Dried Chuanxiong sample (CX-R-10) was extracted under the above selected SCFE condition (Table 2(c)) on three separate days to test the extraction reproducibility. The extraction yields were 7.0 (Ext 10-1), 7.2 (Ext 10-2) and 7.8% (Ext 10-3), respectively, and the average extraction yield was 7.3% with variations less than 6%. Contents of the ten main components investigated in both herbal sample and SCFE extracts were also determined and shown in Figure 6. The results demonstrated that chemical profiles of all three SCFE extracts were similar and not different from that of the original herb.

Furthermore, reproducibility of extraction recovery for each of different ingredients investigated and a total content of all ingredients were also determined (Figure 7). Except for compounds 3 and 4, reproducibility for each individual ingredient and an overall reproducibility for total components were excellent with less than 8.5% variations. Whereas, variations of extraction recovery for compound 3 and 4 were slightly higher (about 17.7% and 12.1%). Nevertheless, these variations were still considered to be adequate, because reproducible extraction of these less lipophilic components by SCFE was recognized difficult in general [24]. Furthermore, compounds 3 and 4 were the minor ingredients in Chuanxiong herb and were reported not as the major components contributing to the therapeutic outcomes of Chuanxiong [32,33]. Therefore, the overall extraction reproducibility for the developed SCFE condition was considered to be adequate for the extraction of all main ingredients in Chuanxiong herb.

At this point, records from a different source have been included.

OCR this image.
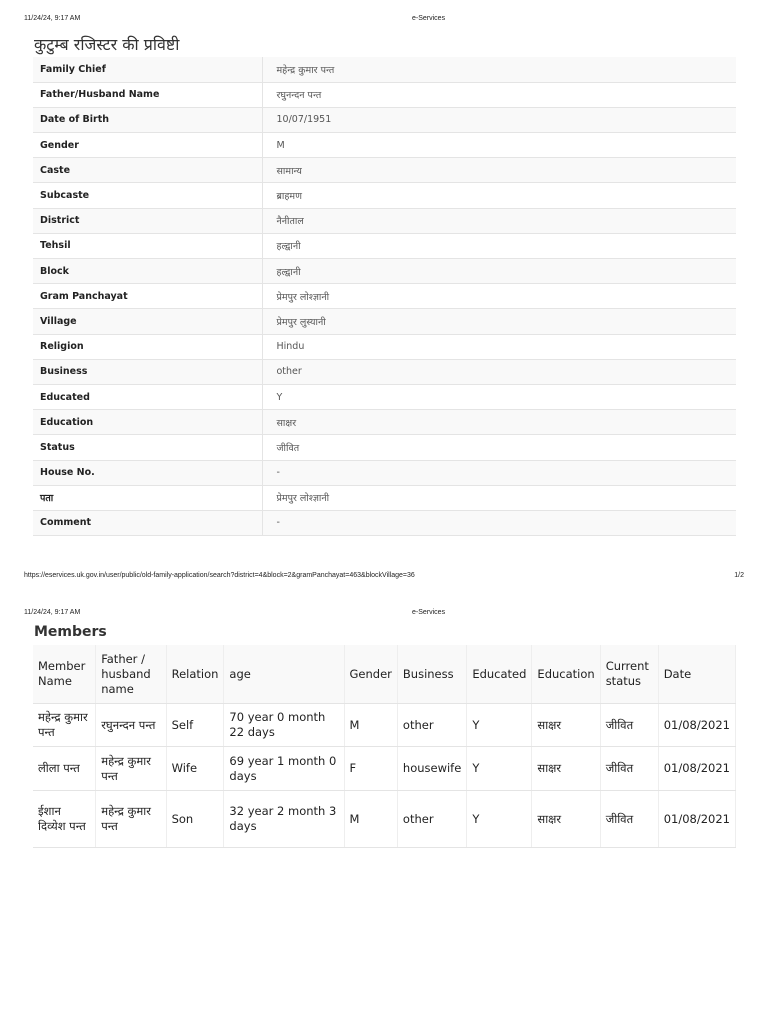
11/24/24, 9:17 AM	e-Services
कुटुम्ब रजिस्टर की प्रविष्टी
Family Chief	महेन्द्र कुमार पन्त
Father/Husband Name	रघुनन्दन पन्त
Date of Birth	10/07/1951
Gender	M
Caste	सामान्य
Subcaste	ब्राहमण
District	नैनीताल
Tehsil	हल्द्वानी
Block	हल्द्वानी
Gram Panchayat	प्रेमपुर लोश्ज्ञानी
Village	प्रेमपुर लुस्यानी
Religion	Hindu
Business	other
Educated	Y
Education	साक्षर
Status	जीवित
House No.	-
पता	प्रेमपुर लोश्ज्ञानी
Comment	-
https://eservices.uk.gov.in/user/public/old-family-application/search?district=4&block=2&gramPanchayat=463&blockVillage=36	1/2
11/24/24, 9:17 AM	e-Services
Members
Member Name	Father / husband name	Relation	age	Gender	Business	Educated	Education	Current status	Date
महेन्द्र कुमार पन्त	रघुनन्दन पन्त	Self	70 year 0 month 22 days	M	other	Y	साक्षर	जीवित	01/08/2021
लीला पन्त	महेन्द्र कुमार पन्त	Wife	69 year 1 month 0 days	F	housewife	Y	साक्षर	जीवित	01/08/2021
ईशान दिव्येश पन्त	महेन्द्र कुमार पन्त	Son	32 year 2 month 3 days	M	other	Y	साक्षर	जीवित	01/08/2021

In summary, extraction recovery for both total and individual ingredients in Chuanxiong samples varied from sample to sample, and can be improved by the modification of extraction conditions via adjustment of various parameters, such as temperature, pressure, CO2 flow rate and amounts of the entrainer added. SCFE condition used in the extraction of Ext 9-1 was demonstrated as the best one among all conditions tested. This condition yielded high extraction recoveries for the total (75.6%) and the three major chemical ingredients (6: 83.5%, 7: 77%, 8: 78.3%) with an adequate overall reproducibility. The developed SCFE method also provided the advantage of extraction at low temperature (32˚C), which might significantly reduce the degradation of certain thermo-labile major components in Chuanxiong herb.

4. Conclusion

In conclusion, the results obtained from the present study using Chuanxiong as an example herb demonstrated that SCFE can be used as a general method for the extraction of different chemical ingredients from medicinal herbs with advantages including high extraction yield of thermo-labile components and selective extraction of certain ingredients using specifically designed SCFE conditions.

Figure 6. Content of ten main ingredients 3-12 in Chuanxiong herbal sample CX-R-10 (a) and in its SCFE extracts obtained under selected condition on three separate days (b).

Figure 7. Extraction recovery of ten main ingredients 3-12 from Chuanxiong sample CX-R-10 under selected SCFE conditions on three separate days.

5. Acknowledgements

The authors would like to thank Mr. Bo Jin and Mr. Hancha Liu at Masson Pharmaceutical Co. Ltd., Guang zhou, China, for their technical assistance of SCFE.